Starting in January, any Halifax County High School student who chooses to participate in extracurricular activities not required for graduation may be subject to a random drug test.
The Halifax County School Board made this decision in a 5 to 2 vote when they met Monday evening at Clays Mill Elementary School.
Chairman Sandra Garner Coleman and Walter Potts, vice chairman, two board members who have voiced concerns about the regulation since the beginning, voted against it.
Jeff Davis, supervisor of student services, first brought the idea of interscholastic program random drug testing to the board in March with the idea of testing students who participate in Virginia High School League activities, which includes athletes and other academic teams such as ACE.
The policy has expanded to include extracurricular organizations defined as “any sport, club, organization or activity that is not linked to an academic grade but that is under the purview of Halifax County Public Schools.”
The board has discussed price, consequences and other concerns about speculating which students are using drugs over the past few months.
“I could see this turning into a real circus,” said Coleman in August, who also added she would rather see the money go to educating students about drugs.
In a final attempt to sway members, Coleman told the board Monday evening, “We don’t have the money in the budget for it.”
Davis said the cost will be anywhere from $15,000 to $20,000.
While there isn’t a line item in the current budget for random student drug testing, Bob Aylor, interim finance director, said, “We could potentially come up with the funds.”
Superintendent Dr. Mark Lineburg noted the funds could come from savings, but he stressed they would have to establish a line item for it in the upcoming budget.
ED-2 trustee Roy Keith Lloyd made a motion to accept the draft regulation but later amended his motion not to take effect until 2020.
“What’s the difference,” said Potts. “If we don’t have the money now, we won’t have the money then.”
ED-7 trustee Monty Lowery pointed out the board often finds funding to cover unexpected items saying, “We always pick the money up.”
As stated in the approved regulation, in order to participate in a sport or club, students and their parent or guardian must consent to random drug testing, drug testing due to reasonable suspicion and voluntary student or parent disclosure of drug use.
Once a student and parent consents to the drug testing, he or she will remain eligible for testing through the end of his or her sport or extracurricular activity season.

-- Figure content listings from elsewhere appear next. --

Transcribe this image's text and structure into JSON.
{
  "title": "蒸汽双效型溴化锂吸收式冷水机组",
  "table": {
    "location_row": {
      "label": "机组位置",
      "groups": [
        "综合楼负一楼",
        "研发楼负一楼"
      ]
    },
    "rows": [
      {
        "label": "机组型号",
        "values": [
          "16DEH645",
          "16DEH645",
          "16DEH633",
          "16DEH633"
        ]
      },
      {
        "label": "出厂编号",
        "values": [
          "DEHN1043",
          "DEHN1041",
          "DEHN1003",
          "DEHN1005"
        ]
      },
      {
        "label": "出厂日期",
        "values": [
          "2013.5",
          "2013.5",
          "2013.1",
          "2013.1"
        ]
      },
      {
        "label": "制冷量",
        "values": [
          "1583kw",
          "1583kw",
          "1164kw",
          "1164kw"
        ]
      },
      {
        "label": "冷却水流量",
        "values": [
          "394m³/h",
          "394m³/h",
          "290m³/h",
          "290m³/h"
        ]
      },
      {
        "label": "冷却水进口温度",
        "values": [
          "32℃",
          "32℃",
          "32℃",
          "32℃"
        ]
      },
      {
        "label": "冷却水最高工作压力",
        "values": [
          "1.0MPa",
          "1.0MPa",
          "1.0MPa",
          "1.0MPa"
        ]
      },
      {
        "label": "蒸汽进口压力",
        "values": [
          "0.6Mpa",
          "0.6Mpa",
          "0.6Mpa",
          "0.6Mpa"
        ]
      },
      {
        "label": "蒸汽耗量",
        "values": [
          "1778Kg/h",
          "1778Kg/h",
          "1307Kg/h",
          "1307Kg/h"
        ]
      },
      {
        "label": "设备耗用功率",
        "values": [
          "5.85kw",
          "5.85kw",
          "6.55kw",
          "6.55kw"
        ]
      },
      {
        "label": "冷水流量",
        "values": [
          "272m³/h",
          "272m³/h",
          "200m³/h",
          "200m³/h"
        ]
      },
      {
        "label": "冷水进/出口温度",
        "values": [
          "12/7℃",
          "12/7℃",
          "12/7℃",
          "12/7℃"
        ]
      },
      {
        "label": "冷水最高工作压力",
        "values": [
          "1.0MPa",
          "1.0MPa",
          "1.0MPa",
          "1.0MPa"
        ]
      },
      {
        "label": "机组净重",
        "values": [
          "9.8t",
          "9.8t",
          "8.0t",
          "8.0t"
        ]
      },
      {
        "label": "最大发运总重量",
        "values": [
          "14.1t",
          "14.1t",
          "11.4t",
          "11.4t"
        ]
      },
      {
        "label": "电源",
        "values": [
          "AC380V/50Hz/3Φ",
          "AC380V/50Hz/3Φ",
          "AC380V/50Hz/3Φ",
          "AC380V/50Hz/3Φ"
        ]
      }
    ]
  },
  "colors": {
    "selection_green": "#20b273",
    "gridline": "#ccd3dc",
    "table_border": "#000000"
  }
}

If a student chooses to withdraw from the sport or club, he or she will no longer be subject to random drug testing.
The company chosen to administer the tests will receive the Virginia High School League master eligibility list identifying all sports players and a copy of the membership roster for all HCPS authorized clubs. Names will be put into a computer to be randomly selected.
Drug testing will be performed by collecting a saliva sample, and students will be tested for marijuana, synthetic cannabinoids, opiates, cocaine, methamphetamines, anabolic steroids, phencyclidine, MDMA and/or any other substance defined as a “controlled substance” by either Virginia or federal law.
If a test is positive, the student will be suspended from activities for a minimum of 30 days. Administration will then conduct a screening interview with the student and parents where an intervention program will be imposed.
The student and parents must submit to the intervention program at their expense.
After the 30-day suspension, the student will be tested again and must agree, along with his or her parent, to regular testing for the remainder of the activity or season.
Once a student has completed the intervention program and passed the second drug test, the student will be provided with a letter of reinstatement and is then eligible to resume participation.
However, it is noted in the regulation it is up to the head coach or sponsor to determine when a student is ready to resume full participation.
If a student has a second offense, he or she will be suspended from school for 90 days, will adhere to an intervention program and will be subject to additional testing.
If a student has a third offense, he or she will be suspended from having any further participation in the sport or extracurricular activity while enrolled at HCPS.
The board also took the following actions during Monday night’s meeting:
• Recognized Annette Duffer, Kanette Hollis, Kelly Hudson, Meagan Smith and Heather Snead for becoming math specialists after completing an Old Dominion University program at SVHEC while also working full time;
• Heard the opening of school report from Dr. Valdivia Hall, assistant superintendent, who said 25 new teachers were hired for the 2019-2020 school year and that enrollment had dropped by 65 students;
• Unanimously agreed to renew a contract and pay an invoice of $3,000 to Virginia School Board Association to continue using their policy services program;
• Unanimously approved a budget timeline with the first public input hearing set at 6 p.m. on Dec. 2 in the school board conference room at the Mary Bethune Office Complex; and
• Heard a request from Coleman to allow a survey to be posted on the school system’s website to see if parents would be in favor of looking into the idea of having school uniforms. The board took no action on the request.